Many American women who have had a hysterectomy are still having routine PAP smear tests even though they are not at risk of cervical cancer, according to a new report published in the Journal of the American Medical Association (JAMA).
Introduced in the 1940's PAP smear screening is now a widely accepted cancer screening test that has substantially decreased the number of cases and deaths since its introduction. In 1996, "based on accumulated evidence from observational studies, the U.S. Preventive Services Task Force recommended that routine Pap smear screening is unnecessary for women who have undergone a complete hysterectomy for benign (non-cancerous) disease." The authors add that most women who have undergone hysterectomy are not at risk of cervical cancer becausedue to the absense of a cervix.
Researchers from the VA Outcomes Group, White River Junction, Vt. and Dartmouth Medical School in Hanover, N.H., analyzed data from the Behavioral Risk Factor Surveillance System (1992 - 2002), an annual, population-based telephone survey of U.S. adults conducted by the Centers for Disease Control and Prevention. Information from 187,670 women was studied.
"Twenty-two million U.S. women 18 years and older have undergone hysterectomies, representing 21 percent of the population," the authors found. "The proportion of these women who reported a current Pap smear did not change during the 10-year study period. In 1992, 68.5 percent of women who had undergone hysterectomy reported having had a Pap smear in the past 3 years; in 2002 (6 years after the recommendation), 69.1 percent had had a Pap smear during the same period."

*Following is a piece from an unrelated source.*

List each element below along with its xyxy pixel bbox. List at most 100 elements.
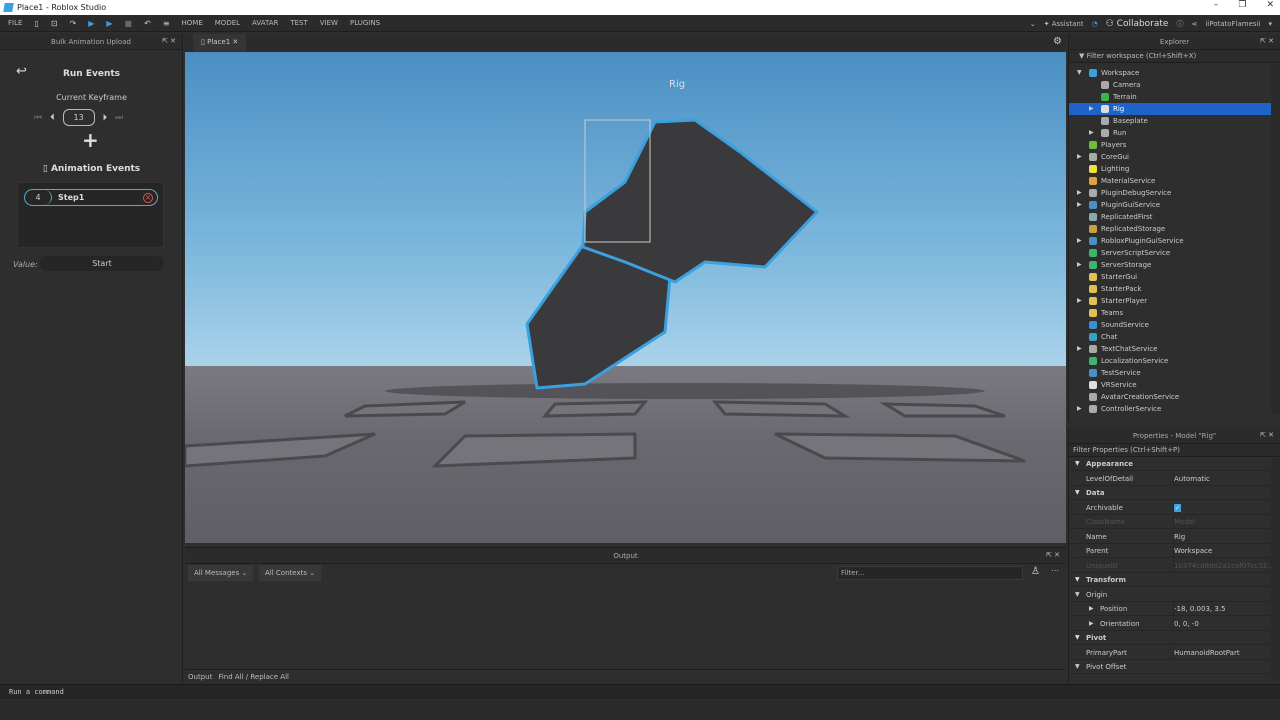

After accounting for Pap smears that may have preceded a recent hysterectomy and hysterectomies that spared the cervix or were performed for cervical neoplasia (tumors), we estimate that approximately 10 million women, or almost half of all women who have undergone hysterectomy, are being screened unnecessarily, the authors report. Although estimates based on patient self-report may over-estimate actual screening rates, these results suggest that millions of women are being screened unnecessarily, and the amount of screening has not declined following the task force recommendation, the authors note.
The authors also noted that there are several factors contributing to the continued screenings. "It is possible that women who have had a total hysterectomy are not aware that they are no longer at risk for cervical cancer. Or they may simply be so enthusiastic about cancer screening that they continue to have Pap smears regardless of the usefulness of the test. It is also possible that physicians are largely responsible for continuing cervical cancer screening after hysterectomy."
The researchers also suggest Pap smear performance measures may also be responsible. Although such measures may not be aimed at women who have undergone a hysterectomy, "The net effect may be that all women are encouraged to receive Pap smears in order to meet specified benchmarks for cervical cancer screening." In conclusion the authors write: "The U.S. Preventive Services Task Force recommendations either have not been heard or have been ignored."